Il titolo con cui abbiamo voluto qualificare il nuovo anno pastorale, vuole richiamarsi al tema scelto dalla
Diocesi: “Educare al lavoro e alla festa per una vita buona”. Come ricorda il nostro Arcivescovo nella lettera
pastorale ci inseriamo nel cammino di tutta la Chiesa italiana, che dedica il decennio che stiamo attraversando
all’ Educazione, e come orientamento pastorale diamo spazio ad un ambito fondamentale della vita di ogni
persona, quale è il rapporto tra lavoro e festa.

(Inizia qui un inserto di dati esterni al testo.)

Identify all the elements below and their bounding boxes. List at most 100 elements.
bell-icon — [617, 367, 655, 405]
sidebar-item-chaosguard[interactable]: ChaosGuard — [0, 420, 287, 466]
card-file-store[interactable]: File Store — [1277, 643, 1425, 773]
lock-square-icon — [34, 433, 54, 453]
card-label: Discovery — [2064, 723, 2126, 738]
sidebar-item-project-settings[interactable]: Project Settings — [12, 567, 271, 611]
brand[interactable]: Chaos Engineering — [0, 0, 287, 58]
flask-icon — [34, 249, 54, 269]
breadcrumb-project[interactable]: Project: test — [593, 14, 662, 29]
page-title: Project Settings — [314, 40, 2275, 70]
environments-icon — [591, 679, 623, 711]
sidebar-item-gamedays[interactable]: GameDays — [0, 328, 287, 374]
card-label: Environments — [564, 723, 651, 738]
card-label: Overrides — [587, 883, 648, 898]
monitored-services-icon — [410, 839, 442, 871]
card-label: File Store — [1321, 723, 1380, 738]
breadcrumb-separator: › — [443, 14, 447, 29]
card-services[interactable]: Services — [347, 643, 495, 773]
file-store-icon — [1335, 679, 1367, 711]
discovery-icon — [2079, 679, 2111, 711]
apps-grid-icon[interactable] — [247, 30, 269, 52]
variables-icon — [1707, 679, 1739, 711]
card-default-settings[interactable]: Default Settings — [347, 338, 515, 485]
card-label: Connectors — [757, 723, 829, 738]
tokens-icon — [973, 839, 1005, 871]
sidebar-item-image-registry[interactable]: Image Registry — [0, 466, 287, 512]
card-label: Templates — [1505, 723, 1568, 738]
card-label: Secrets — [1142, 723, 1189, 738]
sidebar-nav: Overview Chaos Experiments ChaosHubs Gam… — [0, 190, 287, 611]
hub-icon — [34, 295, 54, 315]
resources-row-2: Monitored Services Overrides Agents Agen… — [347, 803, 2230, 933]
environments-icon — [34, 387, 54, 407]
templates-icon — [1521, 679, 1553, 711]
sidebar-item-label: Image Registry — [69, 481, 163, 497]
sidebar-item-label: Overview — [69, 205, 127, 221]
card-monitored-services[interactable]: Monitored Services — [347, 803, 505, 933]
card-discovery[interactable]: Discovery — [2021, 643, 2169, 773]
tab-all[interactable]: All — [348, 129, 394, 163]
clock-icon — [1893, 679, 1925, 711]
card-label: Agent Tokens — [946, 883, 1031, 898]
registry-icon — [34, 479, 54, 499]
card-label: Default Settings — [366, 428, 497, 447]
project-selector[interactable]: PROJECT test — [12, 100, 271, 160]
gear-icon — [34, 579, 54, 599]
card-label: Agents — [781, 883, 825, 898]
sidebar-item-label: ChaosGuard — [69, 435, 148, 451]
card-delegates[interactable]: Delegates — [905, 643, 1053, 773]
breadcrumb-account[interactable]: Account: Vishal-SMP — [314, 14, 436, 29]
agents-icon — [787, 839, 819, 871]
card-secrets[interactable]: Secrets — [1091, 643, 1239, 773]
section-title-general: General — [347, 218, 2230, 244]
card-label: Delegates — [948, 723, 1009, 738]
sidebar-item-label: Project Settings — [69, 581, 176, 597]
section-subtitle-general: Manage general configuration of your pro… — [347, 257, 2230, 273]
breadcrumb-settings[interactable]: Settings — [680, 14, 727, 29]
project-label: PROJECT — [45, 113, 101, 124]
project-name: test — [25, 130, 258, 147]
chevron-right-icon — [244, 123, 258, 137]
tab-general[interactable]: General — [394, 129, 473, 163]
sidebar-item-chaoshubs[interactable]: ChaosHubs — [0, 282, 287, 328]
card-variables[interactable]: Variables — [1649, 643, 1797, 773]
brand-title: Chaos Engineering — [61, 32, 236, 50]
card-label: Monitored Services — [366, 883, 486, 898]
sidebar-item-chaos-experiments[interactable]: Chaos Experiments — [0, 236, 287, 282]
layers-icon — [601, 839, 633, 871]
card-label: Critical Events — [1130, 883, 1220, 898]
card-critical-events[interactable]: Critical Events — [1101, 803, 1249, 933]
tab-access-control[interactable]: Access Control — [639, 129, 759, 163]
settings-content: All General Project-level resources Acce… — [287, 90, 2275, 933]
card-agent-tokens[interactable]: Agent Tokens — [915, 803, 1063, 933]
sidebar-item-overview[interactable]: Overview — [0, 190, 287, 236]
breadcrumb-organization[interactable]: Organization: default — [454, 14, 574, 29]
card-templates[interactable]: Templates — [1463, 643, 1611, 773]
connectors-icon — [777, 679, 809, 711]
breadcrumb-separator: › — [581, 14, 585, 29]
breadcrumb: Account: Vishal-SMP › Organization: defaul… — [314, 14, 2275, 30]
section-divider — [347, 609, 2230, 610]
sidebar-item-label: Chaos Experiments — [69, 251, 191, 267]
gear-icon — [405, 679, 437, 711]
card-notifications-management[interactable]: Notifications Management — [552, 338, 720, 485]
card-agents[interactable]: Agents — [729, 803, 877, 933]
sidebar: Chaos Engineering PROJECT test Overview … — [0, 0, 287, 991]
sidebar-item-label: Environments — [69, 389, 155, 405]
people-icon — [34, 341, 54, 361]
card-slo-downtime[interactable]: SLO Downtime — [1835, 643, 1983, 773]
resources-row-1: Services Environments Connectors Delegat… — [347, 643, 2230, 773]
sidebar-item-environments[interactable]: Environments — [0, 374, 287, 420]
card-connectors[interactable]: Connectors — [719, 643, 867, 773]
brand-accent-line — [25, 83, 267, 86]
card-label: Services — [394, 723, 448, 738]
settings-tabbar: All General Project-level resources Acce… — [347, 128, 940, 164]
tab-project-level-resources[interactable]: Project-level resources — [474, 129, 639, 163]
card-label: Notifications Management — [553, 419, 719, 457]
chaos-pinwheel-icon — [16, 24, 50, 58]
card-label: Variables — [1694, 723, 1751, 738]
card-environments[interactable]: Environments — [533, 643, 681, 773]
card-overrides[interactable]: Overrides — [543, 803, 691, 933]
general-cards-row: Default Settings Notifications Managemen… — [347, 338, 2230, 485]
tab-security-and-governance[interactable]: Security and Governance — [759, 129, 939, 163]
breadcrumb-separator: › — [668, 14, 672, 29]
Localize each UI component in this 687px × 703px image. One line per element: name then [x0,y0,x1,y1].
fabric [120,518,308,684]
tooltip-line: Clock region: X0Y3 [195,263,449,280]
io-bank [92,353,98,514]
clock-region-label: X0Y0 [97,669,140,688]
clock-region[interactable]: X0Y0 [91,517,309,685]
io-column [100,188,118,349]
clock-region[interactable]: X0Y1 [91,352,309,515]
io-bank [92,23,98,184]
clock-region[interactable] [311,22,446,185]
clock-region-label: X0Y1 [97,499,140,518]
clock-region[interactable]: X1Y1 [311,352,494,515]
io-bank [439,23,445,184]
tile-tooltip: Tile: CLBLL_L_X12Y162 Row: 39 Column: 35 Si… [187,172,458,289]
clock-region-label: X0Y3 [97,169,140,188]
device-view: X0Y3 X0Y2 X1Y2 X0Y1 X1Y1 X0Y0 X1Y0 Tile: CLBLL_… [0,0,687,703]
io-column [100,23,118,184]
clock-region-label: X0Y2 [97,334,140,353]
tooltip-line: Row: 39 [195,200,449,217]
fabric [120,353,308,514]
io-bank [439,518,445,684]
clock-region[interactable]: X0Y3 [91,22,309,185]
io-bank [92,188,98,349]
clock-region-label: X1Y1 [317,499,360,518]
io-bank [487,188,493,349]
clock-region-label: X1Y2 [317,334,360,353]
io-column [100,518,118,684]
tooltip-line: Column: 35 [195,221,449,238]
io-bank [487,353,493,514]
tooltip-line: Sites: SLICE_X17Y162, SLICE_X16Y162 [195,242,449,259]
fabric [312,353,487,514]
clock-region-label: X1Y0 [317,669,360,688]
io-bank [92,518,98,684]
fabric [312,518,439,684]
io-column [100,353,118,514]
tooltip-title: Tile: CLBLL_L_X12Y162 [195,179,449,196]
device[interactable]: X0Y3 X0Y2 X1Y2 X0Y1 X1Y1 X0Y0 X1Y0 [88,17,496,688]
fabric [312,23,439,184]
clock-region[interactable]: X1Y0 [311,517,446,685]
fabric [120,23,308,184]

Riprendendo le parole della lettera pastorale, “per un credente il tempo della festa è il tempo primo, quello
verso il quale tutto raggiunge il suo culmine e dal quale prende vita (…); la festa custodisce le ragioni
profonde della gioia e della speranza che consentono al credente di non scoraggiarsi anche davanti a difficoltà
e problemi che possono essere insormontabili”.
A motivo della centralità della festa, memoria dell’azione creatrice e redentrice di Dio, quest’anno vorremmo
darci come obiettivo, nei cammini dei gruppi parrocchiali rivolti ai giovani e ai ragazzi, di ripartire dalla
gioia dell’incontro con Cristo nella festa, quale luogo di educazione primaria alle relazioni fraterne, per
essere testimoni di speranza nei luoghi di vita frequentati dai giovani.
E’ l’incontro con Cristo, è il nostro progressivo radicarci in una relazione filiale con il Padre, per mezzo del Figlio,
che consente di trasfigurare ed accendere la nostra vita, e rinsaldare le nostre relazioni quotidiane. Quest’anno
pastorale partiamo forti dell’ esperienza della Giornata Mondiale della Gioventù a Madrid che, come ricordava
il nostro Vescovo “è stata la più faticosa fisicamente, ma anche la più ricca spiritualmente”. Tanti sono i ricordi
che più di 800 giovani modenesi si portano nel cuore della GMG spagnola; vogliamo raccogliere un invito a
partire dalla terza catechesi del nostro Vescovo Antonio ad Alcalà: “Porsi in missione è vivere nel mondo
animati dalla virtù della speranza, che illumina il proprio impegno quotidiano in ogni sua espressione. La prima
forma di missione è la testimonianza di vita, è suscitare mistero, suscitare cioè in chi incontri la domanda “ma
qual è il segreto che porta nel cuore questo giovane? Perché agisce così?”Si fa missione facendosi compagni di
viaggio testimoniando una vita bella, buona, beata, nella consapevolezza che si misura la verità della fede sulla
verità e sulla bellezza della vita che suscita”.
Alla luce di questo obiettivo, individuiamo 4 suggerimenti concreti per i cammini dei gruppi:
-Riscoprire la bellezza della Domenica quale Giorno dell’incontro con Cristo nella festa
-Accompagnare i ragazzi a tradurre la festa dell’incontro con Cristo vissuto a Madrid in relazioni stabili capaci
di rendere vitali i luoghi della vita quotidiana
-Consolidare i gemellaggi tra parrocchie che già hanno condiviso il cammino della GMG, aiutando coloro che
non hanno potuto partecipare all’esperienza di Madrid, a conoscere e incontrare altre realtà parrocchiali o
associative
-Promuovere e sostenere l’ accompagnamento e la formazione dei gruppi dei giovanissimi, rilanciare la
formazione dei giovani grandi (over 18), favorendo itinerari di fede e percorsi vocazionali anche all’impegno
sociale e politico, attraverso la conoscenza della dottrina sociale della Chiesa e del proprio territorio.
Testi di riferimento che riteniamo centrali per il cammino degli educatori, oltre alla centralità dei
Vangeli e della Parola di Dio:
- Lettera pastorale del Vescovo : “Sei giorni lavorerai …ma il settimo giorno è in onore del Signore, tuo Dio.
Educare al lavoro e alla festa per una vita buona”
- Costituzione pastorale “Gaudium et spes” sulla chiesa nel mondo contemporaneo
- Sussidio biblico-pastorale sul testo biblico dell’anno: “Commento a Genesi 1,1-12,4”
- “You Cat” per conoscere e vivere la fede della Chiesa
- Settimanale Diocesano “Nostro Tempo n. 29”, il quale contiene una sintesi delle catechesi del nostro
Vescovo e le testimonianze di alcuni giovani modenesi alla GMG di Madrid.